STEVE BUFFERY, QMI Agency

, Last Updated: 3:41 PM ET

SIX NATIONS, Ont. -- That's the difference between professional lacrosse players and pro athletes from the so-called big four sport leagues in North America.

Lacrosse players will drive hundreds of miles through snowstorms and border posts to get to practice, while other pros complain if the Lobster Thermidor on the chartered airplane isn't hot enough.

As for the money, don't even go there.

Radio guy Andrew Krystal was dead-on last week when he ranted about how top pro athletes are obscenely (my word) overpaid, that nobody deserves tens of millions of dollars a year (especially with so many families hammered by the recession) to whack a baseball or play with a hockey puck.

Most National Lacrosse League players work a second job to make ends meet.

Bob Watson and Ryan Sharp are police officers. Sandy Chapman is a nurse. Blaine Manning is a bond broker. Three-time Champion's Cup MVP and 2005 NLL MVP Colin Doyle is a teacher, as is head coach Troy Cordingley. All are with the Toronto Rock, the only local pro team in these parts, by the way, that's championship calibre. The Rock play the Washington Stealth in the NLL title game on Sunday, the second straight season the two sides battle for NLL supremacy. Last year, Toronto lost the final at Comcast Arena in Everett, Wash. This year, the game’s being played at home, the Air Canada Centre, and the Rock are confident of winning a sixth title.

One of the keys to the Rock's success the past two years has been Dundas, Ont., native Stephan Leblanc. The second-year NLL star (he was the league's rookie of the year last season, edging out teammate Garrett Billings), is third in team playoff scoring (behind Billings and captain Doyle).

But in terms of his commitment to the game, Leblanc takes a back seat to no one. Like most of his teammates, Lablanc has another job — assistant lacrosse coach at Mercyhurst North East, a liberal arts college near Erie, Pa. — and endures a tough commute twice a week (over 1,000 kilometres a week) to play and practice.

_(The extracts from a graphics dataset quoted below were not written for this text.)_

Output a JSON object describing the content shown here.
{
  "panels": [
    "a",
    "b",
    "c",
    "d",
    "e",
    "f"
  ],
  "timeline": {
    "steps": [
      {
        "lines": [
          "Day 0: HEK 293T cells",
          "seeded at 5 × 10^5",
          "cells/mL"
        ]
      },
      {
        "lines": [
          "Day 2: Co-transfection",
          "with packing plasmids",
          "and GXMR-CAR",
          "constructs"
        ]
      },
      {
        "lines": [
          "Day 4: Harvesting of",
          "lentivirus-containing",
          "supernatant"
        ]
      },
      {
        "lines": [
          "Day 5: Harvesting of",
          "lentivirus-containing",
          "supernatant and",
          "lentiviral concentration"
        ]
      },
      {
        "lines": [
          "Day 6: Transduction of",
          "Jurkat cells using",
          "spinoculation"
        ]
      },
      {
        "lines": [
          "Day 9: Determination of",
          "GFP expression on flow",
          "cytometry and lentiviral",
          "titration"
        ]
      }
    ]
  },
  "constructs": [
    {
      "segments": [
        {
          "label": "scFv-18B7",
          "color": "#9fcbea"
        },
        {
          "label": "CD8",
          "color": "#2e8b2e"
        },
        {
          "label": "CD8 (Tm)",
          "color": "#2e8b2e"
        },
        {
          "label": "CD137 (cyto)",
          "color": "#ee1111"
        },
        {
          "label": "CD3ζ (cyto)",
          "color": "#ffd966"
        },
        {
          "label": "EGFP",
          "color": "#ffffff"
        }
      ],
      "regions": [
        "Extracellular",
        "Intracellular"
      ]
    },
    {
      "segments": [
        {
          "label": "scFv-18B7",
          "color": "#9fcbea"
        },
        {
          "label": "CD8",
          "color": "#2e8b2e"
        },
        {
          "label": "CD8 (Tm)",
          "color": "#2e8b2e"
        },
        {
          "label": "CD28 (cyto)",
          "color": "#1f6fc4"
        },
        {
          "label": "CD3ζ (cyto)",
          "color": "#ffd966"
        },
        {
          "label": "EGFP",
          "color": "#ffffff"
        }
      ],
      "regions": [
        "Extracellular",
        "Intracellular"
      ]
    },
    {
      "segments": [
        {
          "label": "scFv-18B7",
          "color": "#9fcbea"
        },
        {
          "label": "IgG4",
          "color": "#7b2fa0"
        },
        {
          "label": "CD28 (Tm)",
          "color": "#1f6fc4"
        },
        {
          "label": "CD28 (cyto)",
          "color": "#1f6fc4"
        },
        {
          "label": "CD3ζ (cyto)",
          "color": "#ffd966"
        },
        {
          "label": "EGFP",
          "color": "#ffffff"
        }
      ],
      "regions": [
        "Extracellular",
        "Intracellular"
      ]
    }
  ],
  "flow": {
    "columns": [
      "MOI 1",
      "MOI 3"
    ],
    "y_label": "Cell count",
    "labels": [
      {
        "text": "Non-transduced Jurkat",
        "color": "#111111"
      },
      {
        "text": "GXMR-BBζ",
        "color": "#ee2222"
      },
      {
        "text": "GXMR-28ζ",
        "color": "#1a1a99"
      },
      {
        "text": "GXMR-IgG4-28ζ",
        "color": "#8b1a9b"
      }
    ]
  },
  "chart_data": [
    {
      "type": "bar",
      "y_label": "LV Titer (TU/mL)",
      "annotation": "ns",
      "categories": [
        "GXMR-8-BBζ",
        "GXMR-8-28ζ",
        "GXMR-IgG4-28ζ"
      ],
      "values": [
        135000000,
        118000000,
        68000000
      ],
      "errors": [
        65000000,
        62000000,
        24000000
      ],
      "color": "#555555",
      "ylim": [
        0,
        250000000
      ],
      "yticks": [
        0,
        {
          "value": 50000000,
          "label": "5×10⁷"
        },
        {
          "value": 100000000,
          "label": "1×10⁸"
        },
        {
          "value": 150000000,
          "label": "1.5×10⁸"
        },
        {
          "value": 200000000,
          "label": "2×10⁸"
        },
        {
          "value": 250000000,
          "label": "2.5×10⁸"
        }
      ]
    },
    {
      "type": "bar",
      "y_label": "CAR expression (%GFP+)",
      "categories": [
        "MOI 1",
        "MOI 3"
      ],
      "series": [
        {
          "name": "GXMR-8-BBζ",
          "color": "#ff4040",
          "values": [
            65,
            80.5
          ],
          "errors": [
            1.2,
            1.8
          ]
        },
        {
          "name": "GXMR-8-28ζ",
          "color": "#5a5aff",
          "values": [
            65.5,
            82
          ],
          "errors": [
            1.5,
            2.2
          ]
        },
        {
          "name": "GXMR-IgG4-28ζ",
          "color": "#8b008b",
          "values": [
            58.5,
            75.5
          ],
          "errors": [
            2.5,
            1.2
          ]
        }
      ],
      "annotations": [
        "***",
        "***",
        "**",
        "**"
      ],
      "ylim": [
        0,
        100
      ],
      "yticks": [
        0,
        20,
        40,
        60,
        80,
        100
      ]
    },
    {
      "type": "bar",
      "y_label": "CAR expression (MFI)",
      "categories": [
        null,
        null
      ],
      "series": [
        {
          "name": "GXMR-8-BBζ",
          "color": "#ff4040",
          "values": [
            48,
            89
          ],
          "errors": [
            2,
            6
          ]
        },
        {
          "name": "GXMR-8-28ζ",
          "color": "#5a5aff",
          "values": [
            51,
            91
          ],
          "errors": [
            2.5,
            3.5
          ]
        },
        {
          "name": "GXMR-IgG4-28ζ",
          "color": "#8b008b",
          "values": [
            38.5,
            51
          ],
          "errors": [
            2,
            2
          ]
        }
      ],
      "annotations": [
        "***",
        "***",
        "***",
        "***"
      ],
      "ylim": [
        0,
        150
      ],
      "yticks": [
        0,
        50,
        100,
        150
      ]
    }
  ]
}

The Rock play their home games at the ACC and practice at the Iroquois Lacrosse Arena at Six Nations — a good hike under normal circumstances. But in the past two seasons, there have been times that certainly weren’t normal, when Leblanc couldn’t make it in from the Erie area, where he lives, to practice because of fierce snowstorms that hammer the south shore of the lower Great Lakes.

“The I-90 is full of vineyards, so there’s not many trees to block all the wind coming off the lake, so it gets shut down every once in a while,” Leblanc said. “And there’s been a few times when I’ve headed out to practice and I had to call up (GM) Terry Sanderson and tell him I can’t make it because there’s no possible route, the highway’s closed down. You look out on the streets and there’s transport trucks in the ditch.

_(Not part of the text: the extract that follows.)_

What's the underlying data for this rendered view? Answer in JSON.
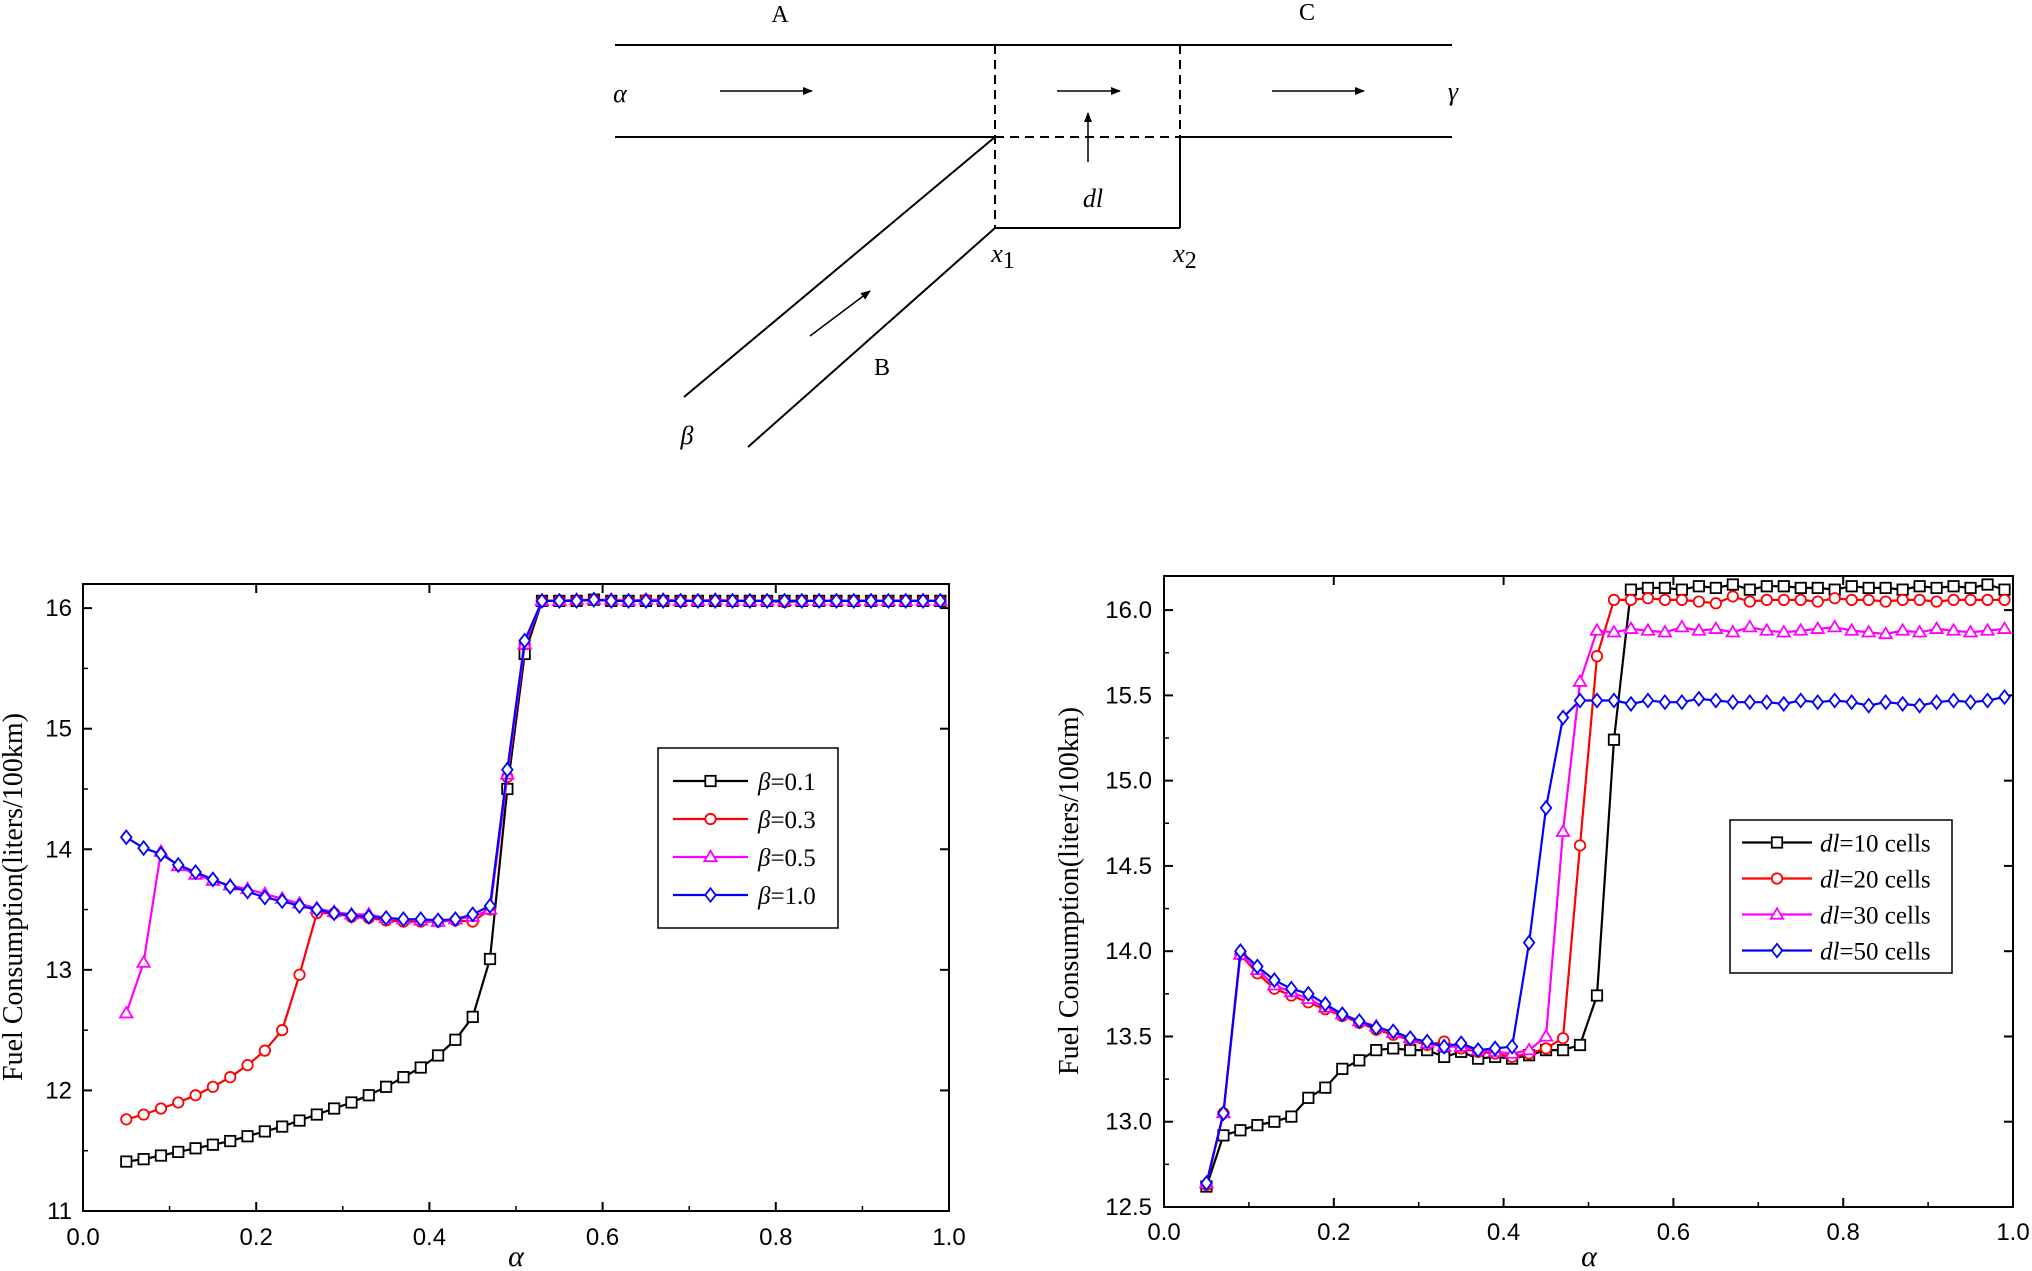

“That’s happened a couple of times, but I’m fortunate enough that I have a reliable vehicle and safe tires, so I haven’t worried too much about it,” he added. “You have your ups and downs doing the commute. Being in the car, you get the sore back and other things like that, but it’s my second year doing it and last year I figured out all the kinks — take a break every hour or so, get out, stretch. And it’s been a lot better since I figured out the routine and how to get by with it.”

Like many Canadians in the NLL, Leblanc grew up playing and loving both lacrosse and hockey, though there was a time when his future in both sports was put in hold. When Leblanc was about 10, he was diagnosed with knock-knees and had to undergo surgery.

“When I was running my knees would hit together and I’d have bad bruising throughout,” he said, just prior to a team practice this week at the Iroquois Lacrosse Arena. “I was fortunate that the doctors jumped right on it and they were able to put staples in the growth plates on the inside of my knees and they got me right in the nick of time. I grew six inches, they pulled my knees straight and they’ve been good since.”

Leblanc was an excellent hockey player but decided that lacrosse was the way to go after he was offered a scholarship at Queens University of Charlotte (N.C.). It’s a decision he doesn’t regret, though now, just like other recent college grads, he’s looking for a job as his coaching gig at Mercyhurst, part of a graduate program, expires after this season.

But no matter what happens on the employment front, Leblanc will continue to play lacrosse. Even if that means driving through snowstorms.